The hippo pathway is a signaling cascade that plays an evolutionarily conserved role in organ size control from Drosophila to humans by regulating cell proliferation, apoptosis, stem cell/progenitor cell fate determination, self-renewal control, and tissue architecture and renewal [36], [37], [38]. Mutations of these genes lead to a common phenotype of tissue overgrowth and enlarged organ size in Drosophila eyes and wings [39]. Hippo pathway components also mediated crosstalk with other pathways, for example, Wnt, TGF, and BMP pathways [40]. In the present study, the differentially expressed proteins, 1433Z and ACT6, of the hippo pathway were up-regulated in D. melanogaster treated by RGE versus wild type. This may indicate a role in maintaining cellular health and tissue turnover, induced by RGE treatment.
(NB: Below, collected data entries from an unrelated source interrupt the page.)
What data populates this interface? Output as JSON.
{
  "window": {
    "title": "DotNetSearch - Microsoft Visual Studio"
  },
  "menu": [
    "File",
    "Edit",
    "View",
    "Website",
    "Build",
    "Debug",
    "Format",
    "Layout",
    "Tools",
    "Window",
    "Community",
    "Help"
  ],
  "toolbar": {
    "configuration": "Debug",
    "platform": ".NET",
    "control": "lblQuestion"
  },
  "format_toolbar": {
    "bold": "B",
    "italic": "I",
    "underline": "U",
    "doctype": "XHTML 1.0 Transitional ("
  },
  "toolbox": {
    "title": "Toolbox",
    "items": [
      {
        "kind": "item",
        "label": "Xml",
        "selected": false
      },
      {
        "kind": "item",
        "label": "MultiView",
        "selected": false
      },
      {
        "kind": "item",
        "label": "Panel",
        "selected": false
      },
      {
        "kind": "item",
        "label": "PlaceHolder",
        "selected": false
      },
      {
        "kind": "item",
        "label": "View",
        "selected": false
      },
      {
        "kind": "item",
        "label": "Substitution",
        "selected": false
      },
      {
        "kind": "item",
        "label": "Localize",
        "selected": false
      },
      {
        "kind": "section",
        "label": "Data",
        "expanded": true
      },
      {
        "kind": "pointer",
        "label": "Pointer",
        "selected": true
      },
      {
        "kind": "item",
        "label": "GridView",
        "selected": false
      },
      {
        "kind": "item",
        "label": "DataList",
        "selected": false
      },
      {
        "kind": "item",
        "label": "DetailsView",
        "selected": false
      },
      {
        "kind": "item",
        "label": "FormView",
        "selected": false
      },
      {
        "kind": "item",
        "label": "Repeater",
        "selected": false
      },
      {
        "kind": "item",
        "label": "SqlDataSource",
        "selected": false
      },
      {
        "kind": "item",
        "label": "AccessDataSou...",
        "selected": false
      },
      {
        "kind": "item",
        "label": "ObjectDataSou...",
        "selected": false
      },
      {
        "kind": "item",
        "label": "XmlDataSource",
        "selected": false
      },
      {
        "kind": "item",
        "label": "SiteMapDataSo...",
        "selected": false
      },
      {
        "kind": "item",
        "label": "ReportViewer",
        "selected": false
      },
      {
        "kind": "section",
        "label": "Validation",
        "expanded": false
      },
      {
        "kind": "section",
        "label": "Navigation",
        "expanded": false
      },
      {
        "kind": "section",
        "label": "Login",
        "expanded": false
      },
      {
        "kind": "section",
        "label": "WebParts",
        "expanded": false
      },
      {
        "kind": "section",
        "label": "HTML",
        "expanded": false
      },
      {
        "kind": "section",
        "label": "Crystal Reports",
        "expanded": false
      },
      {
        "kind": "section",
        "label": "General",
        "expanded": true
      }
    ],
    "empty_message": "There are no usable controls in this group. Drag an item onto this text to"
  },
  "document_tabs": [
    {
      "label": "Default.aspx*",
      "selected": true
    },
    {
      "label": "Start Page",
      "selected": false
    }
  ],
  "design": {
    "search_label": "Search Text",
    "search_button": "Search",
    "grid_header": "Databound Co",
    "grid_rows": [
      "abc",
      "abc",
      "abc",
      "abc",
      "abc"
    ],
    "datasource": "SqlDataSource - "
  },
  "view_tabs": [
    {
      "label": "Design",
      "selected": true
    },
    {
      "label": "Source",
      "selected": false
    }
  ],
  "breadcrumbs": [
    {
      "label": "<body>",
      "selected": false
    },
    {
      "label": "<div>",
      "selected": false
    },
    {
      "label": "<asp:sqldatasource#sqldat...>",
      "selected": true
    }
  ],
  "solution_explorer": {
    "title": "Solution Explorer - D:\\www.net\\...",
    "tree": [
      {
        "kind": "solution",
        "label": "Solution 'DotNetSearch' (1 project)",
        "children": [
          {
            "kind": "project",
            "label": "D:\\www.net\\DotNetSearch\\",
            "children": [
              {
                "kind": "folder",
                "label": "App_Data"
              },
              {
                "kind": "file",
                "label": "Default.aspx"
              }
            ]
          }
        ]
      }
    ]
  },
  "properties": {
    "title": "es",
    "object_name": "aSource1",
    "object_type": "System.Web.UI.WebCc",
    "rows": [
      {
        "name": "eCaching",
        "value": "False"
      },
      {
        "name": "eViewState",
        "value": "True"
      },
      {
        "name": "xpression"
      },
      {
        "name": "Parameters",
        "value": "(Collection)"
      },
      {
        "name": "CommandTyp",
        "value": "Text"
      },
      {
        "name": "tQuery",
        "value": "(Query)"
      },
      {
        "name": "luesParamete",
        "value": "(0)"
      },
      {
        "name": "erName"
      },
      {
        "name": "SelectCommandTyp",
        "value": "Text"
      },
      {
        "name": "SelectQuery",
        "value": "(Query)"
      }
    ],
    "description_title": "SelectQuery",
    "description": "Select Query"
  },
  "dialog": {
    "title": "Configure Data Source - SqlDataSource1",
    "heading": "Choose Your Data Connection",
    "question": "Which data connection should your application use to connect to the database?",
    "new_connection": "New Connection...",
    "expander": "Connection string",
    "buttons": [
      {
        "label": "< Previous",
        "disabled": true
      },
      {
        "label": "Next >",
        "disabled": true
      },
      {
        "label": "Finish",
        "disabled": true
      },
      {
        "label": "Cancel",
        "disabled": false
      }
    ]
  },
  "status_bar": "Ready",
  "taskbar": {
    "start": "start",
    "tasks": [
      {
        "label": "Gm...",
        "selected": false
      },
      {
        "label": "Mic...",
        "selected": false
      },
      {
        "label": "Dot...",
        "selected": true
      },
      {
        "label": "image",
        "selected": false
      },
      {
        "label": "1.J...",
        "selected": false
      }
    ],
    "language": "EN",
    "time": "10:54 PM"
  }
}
V-type ATPase (VATA), an up-regulated protein in RGE-treated D. melanogaster, is categorized as a rotary ATP synthase/ATPase complex [41]. ATP synthase is a key enzyme of mitochondrial energy conversion, and inhibition of ATP synthase may cause energy deprivation and increased reactive oxygen species production. A high reactive oxygen species content induces cellular necrosis and/or apoptosis [42], [43]. Because the oxidative phosphorylation pathway is induced (via both VATA and ND75 up-regulation) by RGE treatment, this may provide the energy for the antiaging process and life span extension.

Conclusions

This is the first comprehensive study of D. melanogaster treated with RGE using a 2-DE-based quantitative proteomic approach. In this study, we found that RGE had longevity-enhancing effects on D. melanogaster by altering the expression of antioxidants and regulating by multiple pathways. Further studies are warranted to explore the novel molecular mechanisms underlying the antiaging effects and life span extension by treatment with red ginseng.

Conflicts of interest

The authors declare that they have no conflicts of interest.